What DFC doesn't seem to have grasped is the new approvals an organisation must hold under Part M.

No one disputes that continued airworthiness is required. Most owners entrust their maintenance organisation (BCAR M-3 or EASA Part 145) to look after the paperwork review of SB's, AD's etc and accept that this is charged for as part of scheduled maintenance.

What changes with Part M for non-CAT aircraft is that the maintenance organisation has to hold a separate approval, at additional cost, to be able to review the maintenance documentation and raise the workpack.

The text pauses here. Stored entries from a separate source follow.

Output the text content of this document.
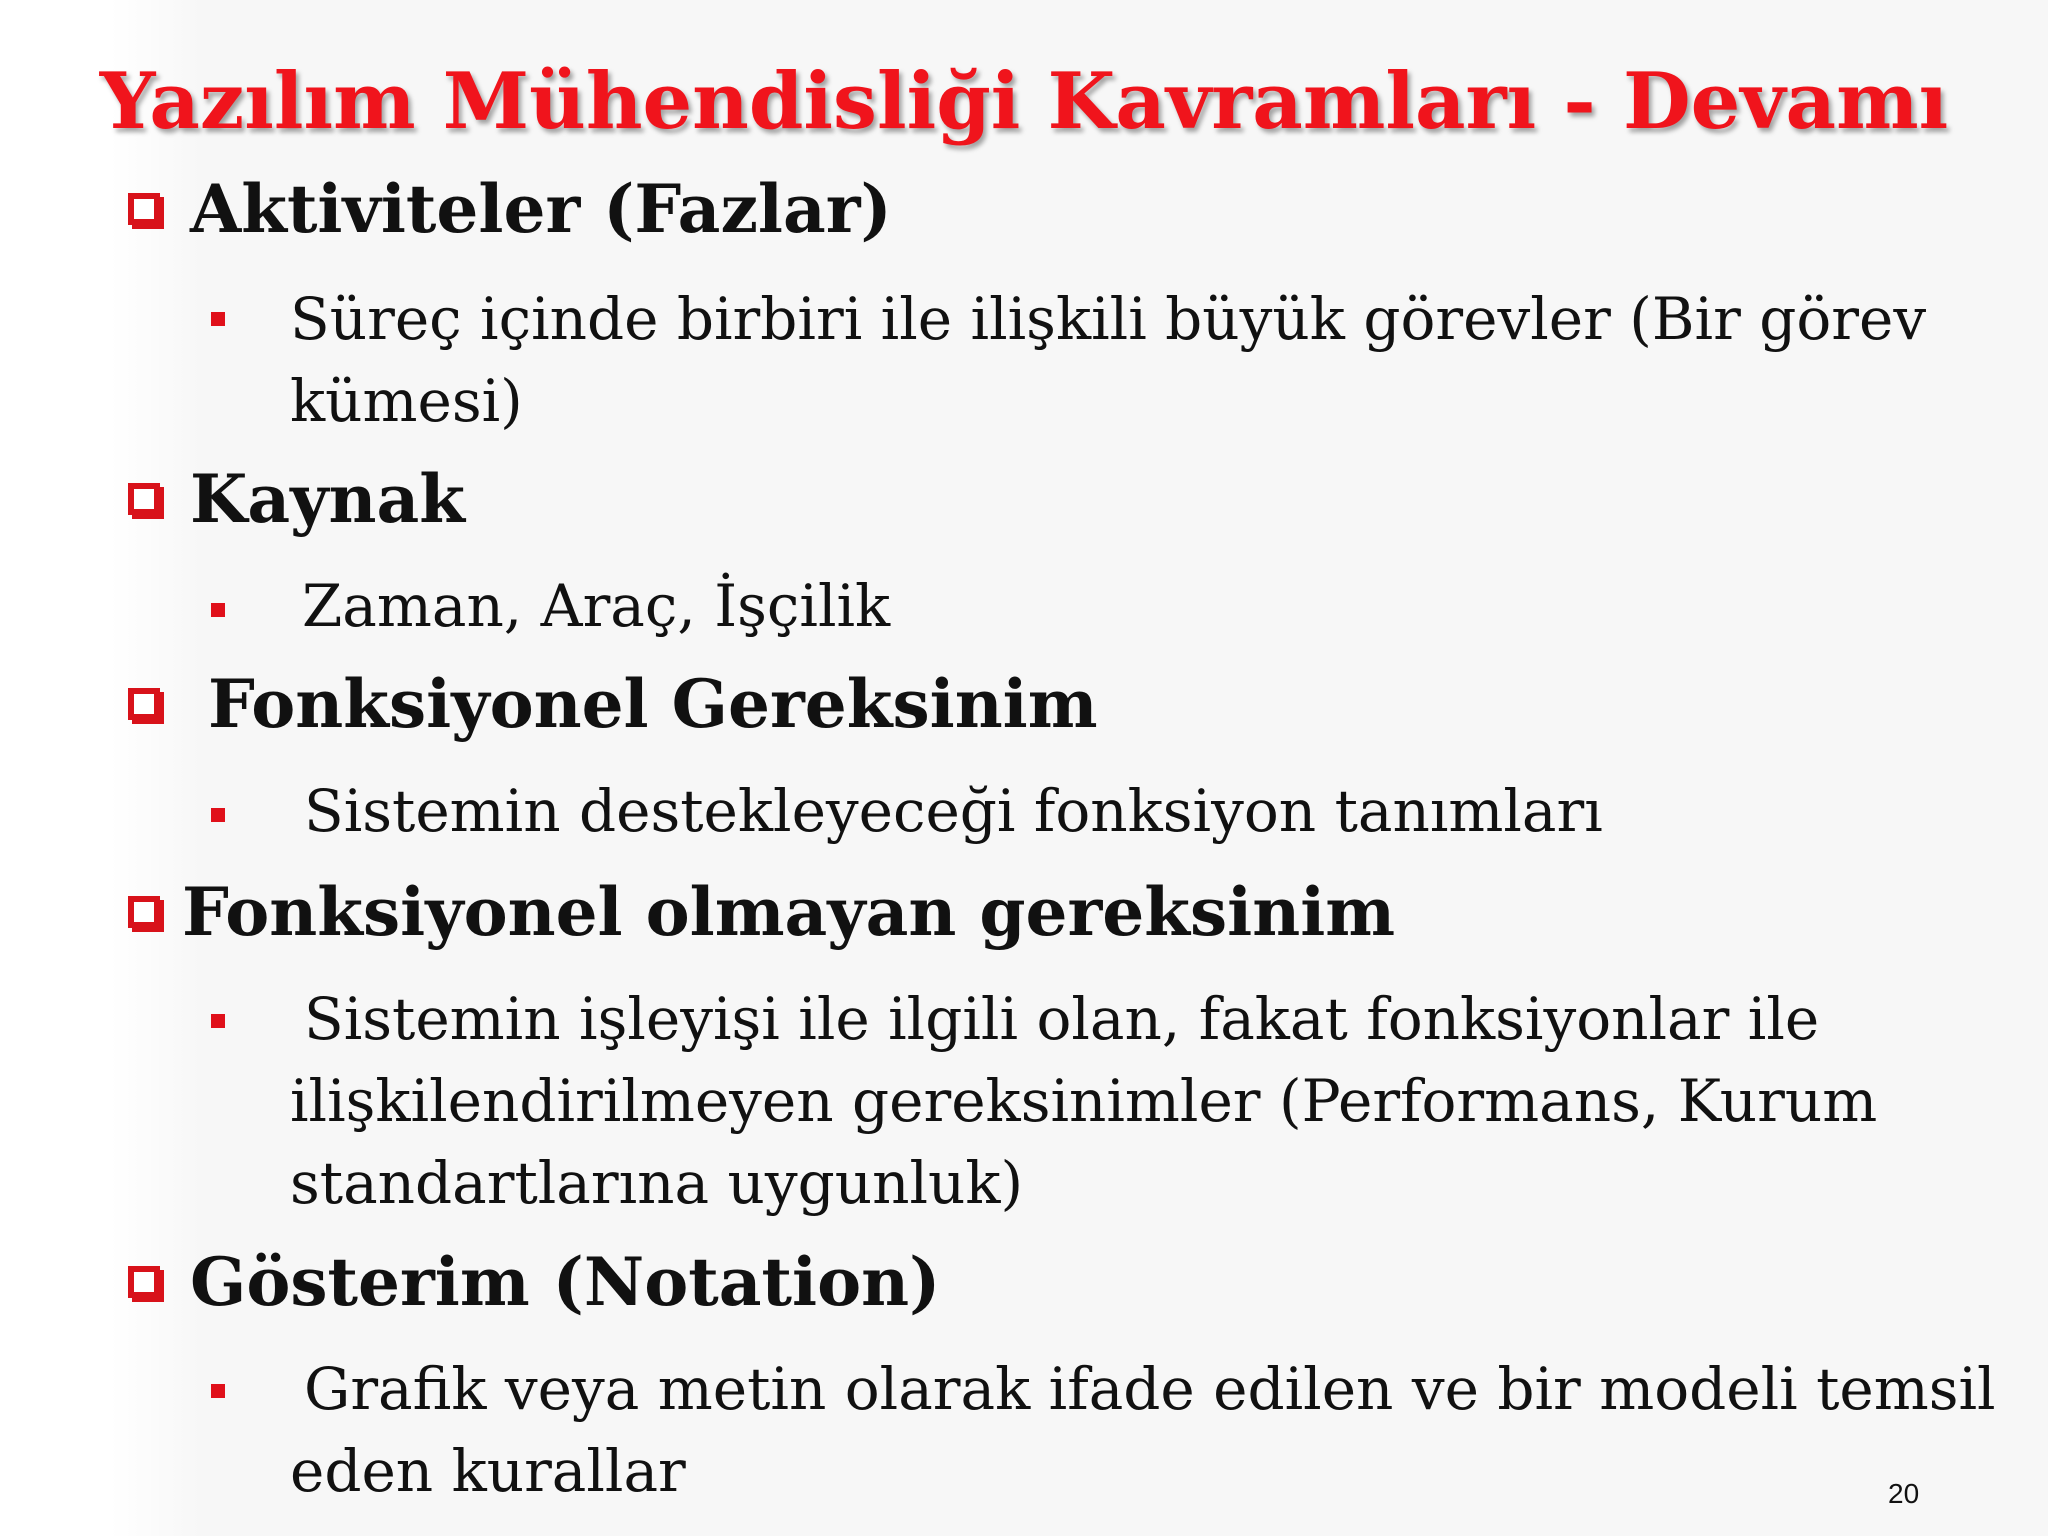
Yazılım Mühendisliği Kavramları - Devamı
Aktiviteler (Fazlar)
Süreç içinde birbiri ile ilişkili büyük görevler (Bir görev
kümesi)
Kaynak
Zaman, Araç, İşçilik
Fonksiyonel Gereksinim
Sistemin destekleyeceği fonksiyon tanımları
Fonksiyonel olmayan gereksinim
Sistemin işleyişi ile ilgili olan, fakat fonksiyonlar ile
ilişkilendirilmeyen gereksinimler (Performans, Kurum
standartlarına uygunluk)
Gösterim (Notation)
Grafik veya metin olarak ifade edilen ve bir modeli temsil
eden kurallar	20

It is the cost of the additional approval and the cost of maintaining the approval that will be recovered from owners as additional fees, NOT additional aircraft paperwork.

To hold this approval as a CAMO, the new Part M sub-part G orginisation takes all the review responsibility away from the M3 or Part 145, including raising workpacks. The CAMO will require independant auditing, just like a maintenance organisation (after all, someone's got to check that they're doing the job correctly), it's own facilities, possibly additional staff (particularly for ARC renewals) and all these EXTRAS, beyond he M3 or 145, have a cost which can't be ignored, and will find their way into the bills of the aircraft owner.

Even if DFC sets himself up to maintain his own continued airworthiness as he's done in the past, he's going to have to apply to EASA for approval and pay the fees himself as well as getting himself audited!